On 06/20/2013 09:54 AM, Dwight Engen wrote:
> On Thu, 20 Jun 2013 10:13:41 +1000
> Dave Chinner <david@xxxxxxxxxxxxx> wrote:
> 
>> On Wed, Jun 19, 2013 at 11:09:48AM -0400, Dwight Engen wrote:
>>> Use uint32 from init_user_ns for xfs internal uid/gid
>>> representation in acl, xfs_icdinode. Conversion of kuid/gid is done
>>> at the vfs boundary, other user visible xfs specific interfaces
>>> (bulkstat, eofblocks filter) expect uint32 init_user_ns uid/gid
>>> values.
>>
>> It's minimal, but I'm not sure it's complete. I'll comment on that
>> in response to Eric's comments...
>>
>>> Signed-off-by: Dwight Engen <dwight.engen@xxxxxxxxxx>
>> ....
>>> --- a/fs/xfs/xfs_fs.h
>>> +++ b/fs/xfs/xfs_fs.h
>>> @@ -347,8 +347,8 @@ typedef struct xfs_error_injection {
>>>  struct xfs_eofblocks {
>>>  	__u32		eof_version;
>>>  	__u32		eof_flags;
>>> -	uid_t		eof_uid;
>>> -	gid_t		eof_gid;
>>> +	__u32		eof_uid;
>>> +	__u32		eof_gid;
>>>  	prid_t		eof_prid;
>>>  	__u32		pad32;
>>>  	__u64		eof_min_file_size;
>>
>> The patch doesn't do namespace conversion of these uid/gids, but I'm
>> not sure it should...
> 
> The ids are only advisory, if the caller doesn't specify
> XFS_EOF_FLAGS_?ID blocks from any inode in the fs can be reclaimed
> regardless of id. Because of this, I think at a minimum we should
> change XFS_IOC_FREE_EOFBLOCKS to require capable(CAP_SYS_ADMIN), which
> somewhat implies init_user_ns based ids.
> 
> To make this really userns aware, I think we could:
>   - leave the fields as uid_t
>   - make XFS_IOC_FREE_EOFBLOCKS require nsown_capable(CAP_SYS_ADMIN)
>   - check kuid_has_mapping(current_user_ns()) for each
>     inode. This would be a change in behavior when called
>     from !init_user_ns, limiting the scope of inodes the ioctl could
>     affect.
>   - change xfs_inode_match_id() to use uid_eq(VFS_I(ip)->i_uid,
>     make_kuid(current_user_ns(), eofb->eof_uid))
> 
> Does that sound reasonable?
> 

Hi Dwight,

If I understand correctly, the proposition is to turn
XFS_EOF_FREE_EOFBLOCKS into administrator only functionality and run ns
conversions on the inode uid/gid and associated eofb values for the ID
filtering functionality.

The latter sounds reasonable to me, though I'm not so sure about the
CAP_SYS_ADMIN bit. For example, I think we'd expect a regular user to be
able to run an eofblocks scan against files covered under his quota.
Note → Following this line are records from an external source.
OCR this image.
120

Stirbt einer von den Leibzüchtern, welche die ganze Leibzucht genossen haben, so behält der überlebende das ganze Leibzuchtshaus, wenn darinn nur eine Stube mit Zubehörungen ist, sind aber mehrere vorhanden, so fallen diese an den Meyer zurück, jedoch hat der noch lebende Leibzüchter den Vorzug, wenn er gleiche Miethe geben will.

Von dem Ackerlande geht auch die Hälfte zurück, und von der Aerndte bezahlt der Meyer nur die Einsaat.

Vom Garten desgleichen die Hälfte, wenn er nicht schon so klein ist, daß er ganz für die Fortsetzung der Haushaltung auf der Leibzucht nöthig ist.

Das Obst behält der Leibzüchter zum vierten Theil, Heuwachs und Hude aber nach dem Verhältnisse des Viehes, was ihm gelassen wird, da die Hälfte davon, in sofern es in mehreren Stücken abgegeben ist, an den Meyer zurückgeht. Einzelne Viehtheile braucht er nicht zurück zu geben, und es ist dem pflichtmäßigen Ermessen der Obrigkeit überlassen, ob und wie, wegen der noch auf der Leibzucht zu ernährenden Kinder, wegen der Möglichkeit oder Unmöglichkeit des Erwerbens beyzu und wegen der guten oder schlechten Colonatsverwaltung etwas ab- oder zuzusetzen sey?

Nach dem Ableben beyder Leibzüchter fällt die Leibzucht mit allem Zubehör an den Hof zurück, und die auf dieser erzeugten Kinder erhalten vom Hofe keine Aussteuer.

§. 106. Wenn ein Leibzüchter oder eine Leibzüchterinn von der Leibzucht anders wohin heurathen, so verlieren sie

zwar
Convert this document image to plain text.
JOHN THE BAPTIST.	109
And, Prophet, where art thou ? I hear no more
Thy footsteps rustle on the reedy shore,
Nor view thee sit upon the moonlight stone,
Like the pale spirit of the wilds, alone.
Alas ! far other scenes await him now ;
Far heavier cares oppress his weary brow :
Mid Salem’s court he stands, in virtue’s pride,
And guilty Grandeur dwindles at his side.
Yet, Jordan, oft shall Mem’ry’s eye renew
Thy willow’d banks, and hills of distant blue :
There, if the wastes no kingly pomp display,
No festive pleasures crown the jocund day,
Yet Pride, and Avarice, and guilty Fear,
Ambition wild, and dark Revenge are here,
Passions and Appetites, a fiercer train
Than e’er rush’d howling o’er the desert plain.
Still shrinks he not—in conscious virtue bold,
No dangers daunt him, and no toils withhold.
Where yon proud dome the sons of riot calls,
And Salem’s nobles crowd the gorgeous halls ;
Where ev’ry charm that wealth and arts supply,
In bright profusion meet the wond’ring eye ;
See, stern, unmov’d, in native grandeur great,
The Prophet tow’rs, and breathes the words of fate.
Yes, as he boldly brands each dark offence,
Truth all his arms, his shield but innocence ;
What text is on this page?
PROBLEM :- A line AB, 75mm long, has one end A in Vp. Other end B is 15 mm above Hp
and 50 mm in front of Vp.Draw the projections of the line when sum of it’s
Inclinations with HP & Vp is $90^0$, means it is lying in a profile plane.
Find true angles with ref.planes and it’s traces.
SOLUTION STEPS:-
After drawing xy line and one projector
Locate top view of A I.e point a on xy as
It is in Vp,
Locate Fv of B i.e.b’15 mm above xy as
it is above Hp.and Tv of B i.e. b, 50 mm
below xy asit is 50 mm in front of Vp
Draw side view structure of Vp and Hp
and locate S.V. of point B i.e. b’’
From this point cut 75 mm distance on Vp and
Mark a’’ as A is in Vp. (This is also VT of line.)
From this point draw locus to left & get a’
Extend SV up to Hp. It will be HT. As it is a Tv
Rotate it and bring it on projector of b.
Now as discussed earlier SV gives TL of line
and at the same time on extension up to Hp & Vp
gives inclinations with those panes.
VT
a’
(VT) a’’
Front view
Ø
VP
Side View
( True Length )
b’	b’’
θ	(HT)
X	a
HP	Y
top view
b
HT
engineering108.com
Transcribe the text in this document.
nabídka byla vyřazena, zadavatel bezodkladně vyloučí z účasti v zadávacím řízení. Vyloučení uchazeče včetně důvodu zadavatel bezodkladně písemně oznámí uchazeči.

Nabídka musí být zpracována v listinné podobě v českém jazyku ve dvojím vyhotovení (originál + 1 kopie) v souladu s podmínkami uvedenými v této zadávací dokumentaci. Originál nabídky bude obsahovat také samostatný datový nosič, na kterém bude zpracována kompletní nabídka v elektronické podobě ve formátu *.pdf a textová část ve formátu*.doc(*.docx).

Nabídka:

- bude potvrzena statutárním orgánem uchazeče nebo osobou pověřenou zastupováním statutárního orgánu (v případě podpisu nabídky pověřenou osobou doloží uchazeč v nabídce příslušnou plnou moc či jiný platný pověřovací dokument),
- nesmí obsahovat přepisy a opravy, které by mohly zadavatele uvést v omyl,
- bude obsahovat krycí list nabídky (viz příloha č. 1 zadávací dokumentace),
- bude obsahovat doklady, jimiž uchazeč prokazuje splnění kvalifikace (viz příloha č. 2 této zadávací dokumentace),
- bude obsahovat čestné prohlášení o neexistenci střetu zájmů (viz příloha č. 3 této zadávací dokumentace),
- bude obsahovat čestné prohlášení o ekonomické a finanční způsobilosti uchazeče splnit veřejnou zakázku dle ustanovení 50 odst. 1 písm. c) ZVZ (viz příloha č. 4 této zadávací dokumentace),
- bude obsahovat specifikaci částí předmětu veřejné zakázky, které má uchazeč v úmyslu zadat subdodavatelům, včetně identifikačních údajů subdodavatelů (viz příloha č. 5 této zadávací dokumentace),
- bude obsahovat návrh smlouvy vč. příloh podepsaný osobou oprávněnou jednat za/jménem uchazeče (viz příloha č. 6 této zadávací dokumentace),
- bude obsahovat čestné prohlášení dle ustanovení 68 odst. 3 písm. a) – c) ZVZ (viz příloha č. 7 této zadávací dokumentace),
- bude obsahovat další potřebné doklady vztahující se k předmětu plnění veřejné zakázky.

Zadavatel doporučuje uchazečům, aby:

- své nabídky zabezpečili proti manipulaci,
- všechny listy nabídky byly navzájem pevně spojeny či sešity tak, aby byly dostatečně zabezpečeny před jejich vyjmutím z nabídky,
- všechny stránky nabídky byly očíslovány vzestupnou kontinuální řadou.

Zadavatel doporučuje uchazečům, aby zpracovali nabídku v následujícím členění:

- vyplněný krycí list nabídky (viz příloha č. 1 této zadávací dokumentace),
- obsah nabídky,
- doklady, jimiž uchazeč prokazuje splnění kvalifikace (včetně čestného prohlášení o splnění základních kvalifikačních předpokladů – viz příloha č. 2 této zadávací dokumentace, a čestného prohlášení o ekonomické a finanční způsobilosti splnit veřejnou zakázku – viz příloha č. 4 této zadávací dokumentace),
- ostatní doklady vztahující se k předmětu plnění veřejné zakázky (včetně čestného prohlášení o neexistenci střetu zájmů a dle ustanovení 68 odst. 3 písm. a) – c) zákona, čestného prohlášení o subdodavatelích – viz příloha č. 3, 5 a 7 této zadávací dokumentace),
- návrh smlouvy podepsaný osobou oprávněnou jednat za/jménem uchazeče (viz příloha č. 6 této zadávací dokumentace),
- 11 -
Perhaps the right thing to do here is to restrict global (and project
quota?) scans to CAP_SYS_ADMIN and uid/gid based scans to processes with
the appropriate permissions (i.e., CAP_SYS_ADMIN, matching uid/gid or
CAP_FOWNER). Thoughts?

Brian

>>> diff --git a/fs/xfs/xfs_icache.c b/fs/xfs/xfs_icache.c
>>> index 96e344e..70ba410 100644
>>> --- a/fs/xfs/xfs_icache.c
>>> +++ b/fs/xfs/xfs_icache.c
>>> @@ -617,7 +617,7 @@ restart:
>>>  
>>>  /*
>>>   * Background scanning to trim post-EOF preallocated space. This
>>> is queued
>>> - * based on the 'background_prealloc_discard_period' tunable (5m
>>> by default).
>>> + * based on the 'speculative_prealloc_lifetime' tunable (5m by
>>> default). */
>>>  STATIC void
>>>  xfs_queue_eofblocks(
>>> diff --git a/fs/xfs/xfs_inode.c b/fs/xfs/xfs_inode.c
>>> index 7f7be5f..8049976 100644
>>> --- a/fs/xfs/xfs_inode.c
>>> +++ b/fs/xfs/xfs_inode.c
>>> @@ -1268,8 +1268,8 @@ xfs_ialloc(
>>>  	ip->i_d.di_onlink = 0;
>>>  	ip->i_d.di_nlink = nlink;
>>>  	ASSERT(ip->i_d.di_nlink == nlink);
>>> -	ip->i_d.di_uid = current_fsuid();
>>> -	ip->i_d.di_gid = current_fsgid();
>>> +	ip->i_d.di_uid = from_kuid(&init_user_ns, current_fsuid());
>>> +	ip->i_d.di_gid = from_kgid(&init_user_ns, current_fsgid());
>>
>> Why all new inodes be created in the init_user_ns? Shouldn't this be
>> current_user_ns()?
> 
> current_fsuid() is the kuid_t from whatever userns current is in,
> which we are converting to a flat uint32 since i_d is the on disk inode.
> This field is then used in xfs_setup_inode() to populate
> VFS_I(ip)->i_uid. Most other filesystems would use inode_init_owner(),
> but xfs does not (I assume because it wants to handle SGID itself based
> on XFS_INHERIT_GID and irix_sgid_inherit).
> 
>> Same question throughout - why do you use init_user_ns for all these
>> UID conversions, when the whole point is to have awareness of
>> different namespaces?
> 
> Yep, there are instances you point out below where we can just use
> inode->i_uid instead of converting back from the flat value, so I'll fix
> those up.
> 
>>>  	xfs_set_projid(ip, prid);
>>>  	memset(&(ip->i_d.di_pad[0]), 0, sizeof(ip->i_d.di_pad));
>>>  
>>> @@ -1308,7 +1308,7 @@ xfs_ialloc(
>>>  	 */
>>>  	if ((irix_sgid_inherit) &&
>>>  	    (ip->i_d.di_mode & S_ISGID) &&
>>> -	    (!in_group_p((gid_t)ip->i_d.di_gid))) {
>>> +	    (!in_group_p(make_kgid(&init_user_ns,
>>> ip->i_d.di_gid)))) { ip->i_d.di_mode &= ~S_ISGID;
>>>  	}
>>>  
>>> diff --git a/fs/xfs/xfs_ioctl.c b/fs/xfs/xfs_ioctl.c
>>> index 5e99968..daa6127 100644
>>> --- a/fs/xfs/xfs_ioctl.c
>>> +++ b/fs/xfs/xfs_ioctl.c
>>> @@ -981,7 +981,7 @@ xfs_ioctl_setattr(
>>>  	 * to the file owner ID, except in cases where the
>>>  	 * CAP_FSETID capability is applicable.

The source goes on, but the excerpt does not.